Legalization will likely benefit non-users too. Incarcerating people over what they choose to put into their own bodies isn't free. Tax revenue from legalization is not only not costing us money, but making money to use for society. Also, the risk of a flash grenade being thrown into your home over the possibility of there being a banned plant in the home goes down. I also don't agree with police checkpoints where you have to stop and prove you are innocent. The list goes on. Right now the most dangerous thing about marijuana (and many drugs) is being caught with it.
Please. Being caught with marijuana would be bad to me because of my licensure. Possession of a usage amount of marijuana, in absence of any other criminal suspicion, is exceedingly unlikely to encounter legal attention, and if it does, has very low consequence.
Growing your own plants or distributing, especially across borders, is an entirely different matter.
You are a doctor, do you support alcohol prohibition in an effort to save people with bad livers from making their condition worse? Would you tell someone under your care with a less than healthy liver to avoid alcohol? Or would you push for a ban on all alcohol?
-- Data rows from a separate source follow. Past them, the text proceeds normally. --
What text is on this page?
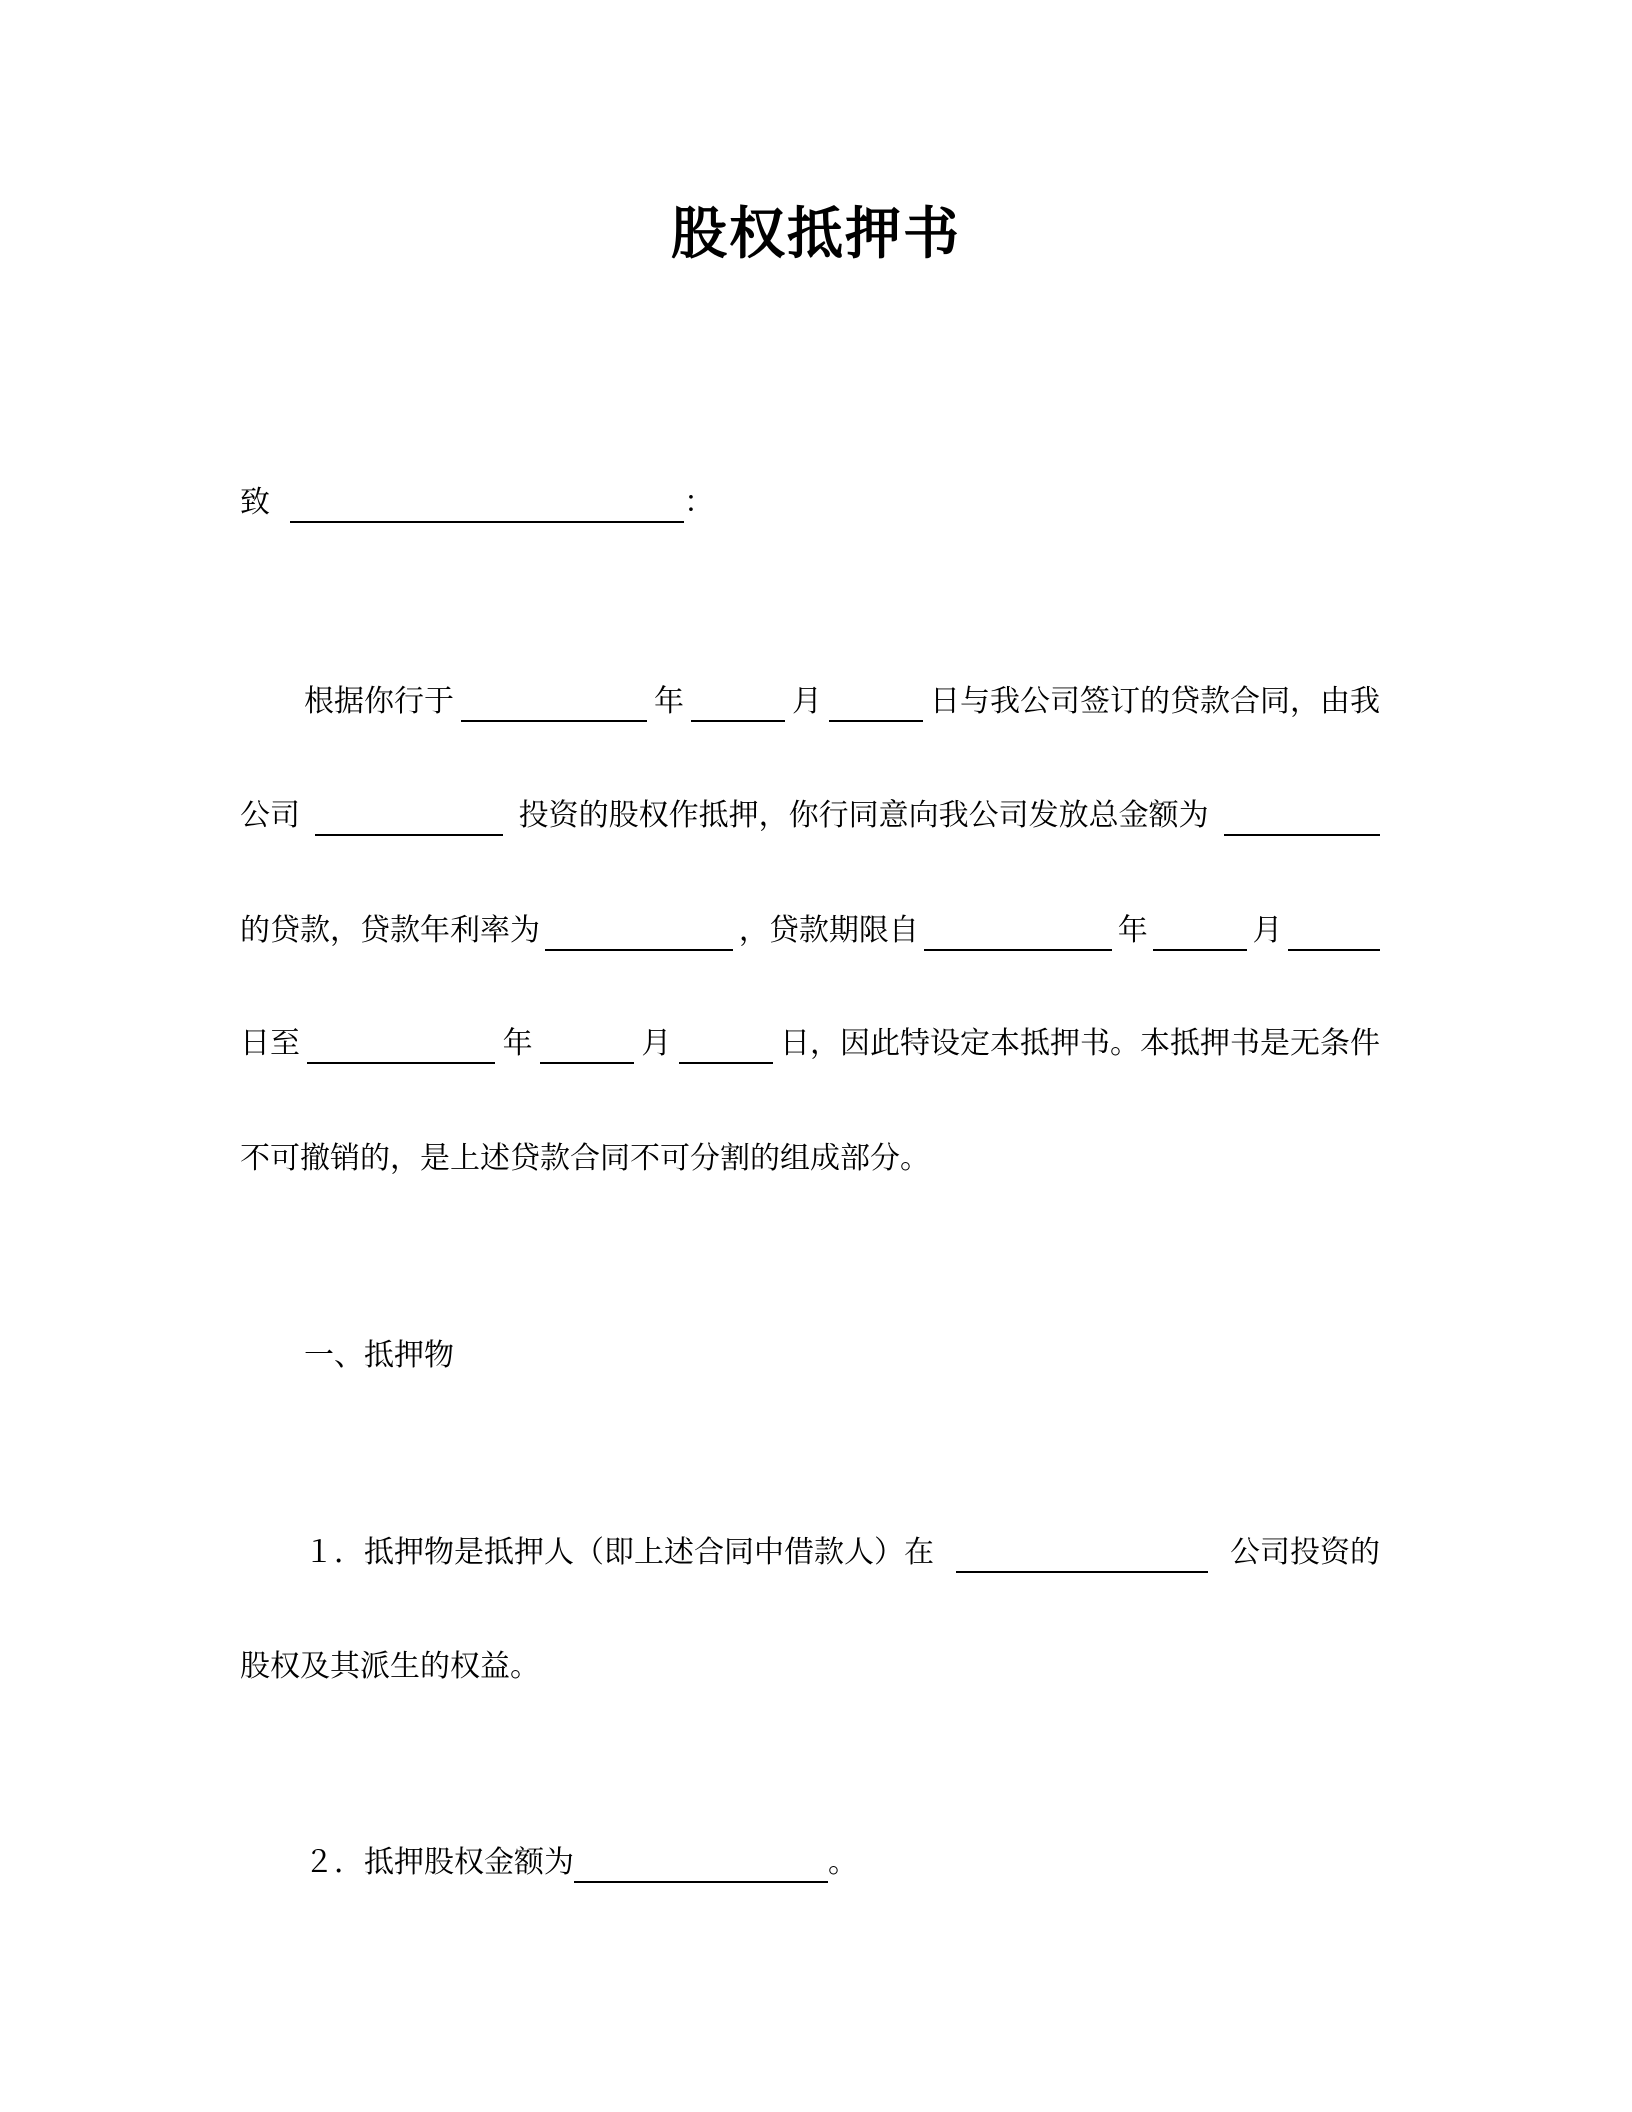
股权抵押书
致	：
根据你行于	年	月	日与我公司签订的贷款合同，由我
公司	投资的股权作抵押，你行同意向我公司发放总金额为
的贷款，贷款年利率为	，贷款期限自	年	月
日至	年	月	日，因此特设定本抵押书。本抵押书是无条件
不可撤销的，是上述贷款合同不可分割的组成部分。
一、抵押物
１．抵押物是抵押人（即上述合同中借款人）在	公司投资的
股权及其派生的权益。
２．抵押股权金额为	。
If I were to create a society from scratch, yes, that would not be a substance I would have as legal. But liver disease is not much part of that. More compelling are things like disinhibition leading to, well, suicide, homicide, and drunk driving accidents/fatalities.
Alcoholic liver disease is a consequence of regular and continued use, potentially reversible, and in itself not very impairing until it gets to later stages. If someone attains sobriety, there is possibility of cure through liver transplant. Even if someone is unaware of their risk, there is high likelihood that a healthcare provider can inform a patient of the problem well before any actual medical impairment is noted, and if one stops drinking, that would be the last of it.
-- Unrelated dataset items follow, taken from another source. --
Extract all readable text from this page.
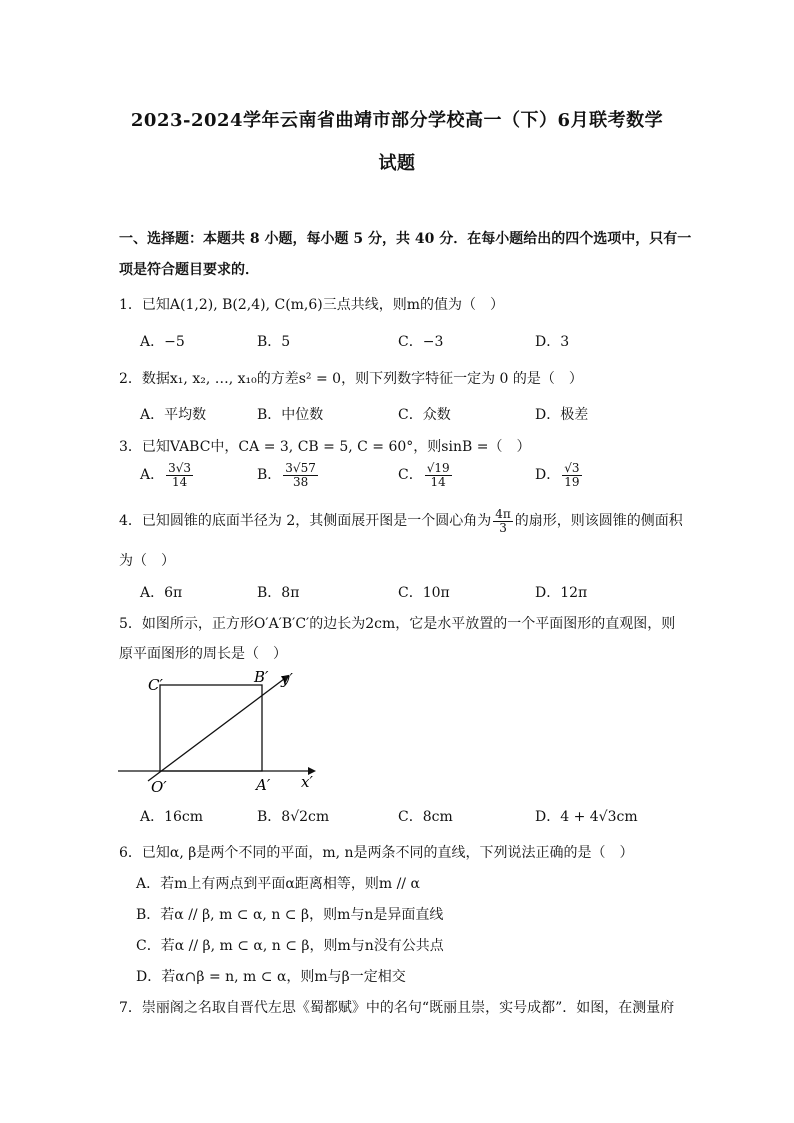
2023-2024学年云南省曲靖市部分学校高一（下）6月联考数学
试题
一、选择题：本题共 8 小题，每小题 5 分，共 40 分．在每小题给出的四个选项中，只有一
项是符合题目要求的．
1．已知A(1,2), B(2,4), C(m,6)三点共线，则m的值为（　）
A．−5	B．5	C．−3	D．3
2．数据x₁, x₂, …, x₁₀的方差s² = 0，则下列数字特征一定为 0 的是（　）
A．平均数	B．中位数	C．众数	D．极差
3．已知VABC中，CA = 3, CB = 5, C = 60°，则sinB =（　）
A． $\frac{3√3}{14}$	B． $\frac{3√57}{38}$	C． $\frac{√19}{14}$	D． $\frac{√3}{19}$
4．已知圆锥的底面半径为 2，其侧面展开图是一个圆心角为 $\frac{4\pi}{3}$ 的扇形，则该圆锥的侧面积
为（　）
A．6π	B．8π	C．10π	D．12π
5．如图所示，正方形O′A′B′C′的边长为2cm，它是水平放置的一个平面图形的直观图，则
原平面图形的周长是（　）
C′	B′ y′
O′	A′ x′
A．16cm	B．8√2cm	C．8cm	D．4 + 4√3cm
6．已知α, β是两个不同的平面，m, n是两条不同的直线，下列说法正确的是（　）
A．若m上有两点到平面α距离相等，则m // α
B．若α // β, m ⊂ α, n ⊂ β，则m与n是异面直线
C．若α // β, m ⊂ α, n ⊂ β，则m与n没有公共点
D．若α∩β = n, m ⊂ α，则m与β一定相交
7．崇丽阁之名取自晋代左思《蜀都赋》中的名句“既丽且崇，实号成都”．如图，在测量府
For MJ, you do not have to be a chronic or current user to increase your risk of schizophrenia. Evidence suggests even 1 use ever in the past might increase risk. The condition is, in usual course, chronic and unremitting with severe impairment despite treatment and with significant toxicity associated with treatment, 25 years off lifespan, and 10% suicide rate. And users of cannabis are poorly educated on risks, not that education is of much value, since the most common risk bracket is adolescence.
But that's something I care about. There are pros and cons. This is one of the cons. You don't have to care about it.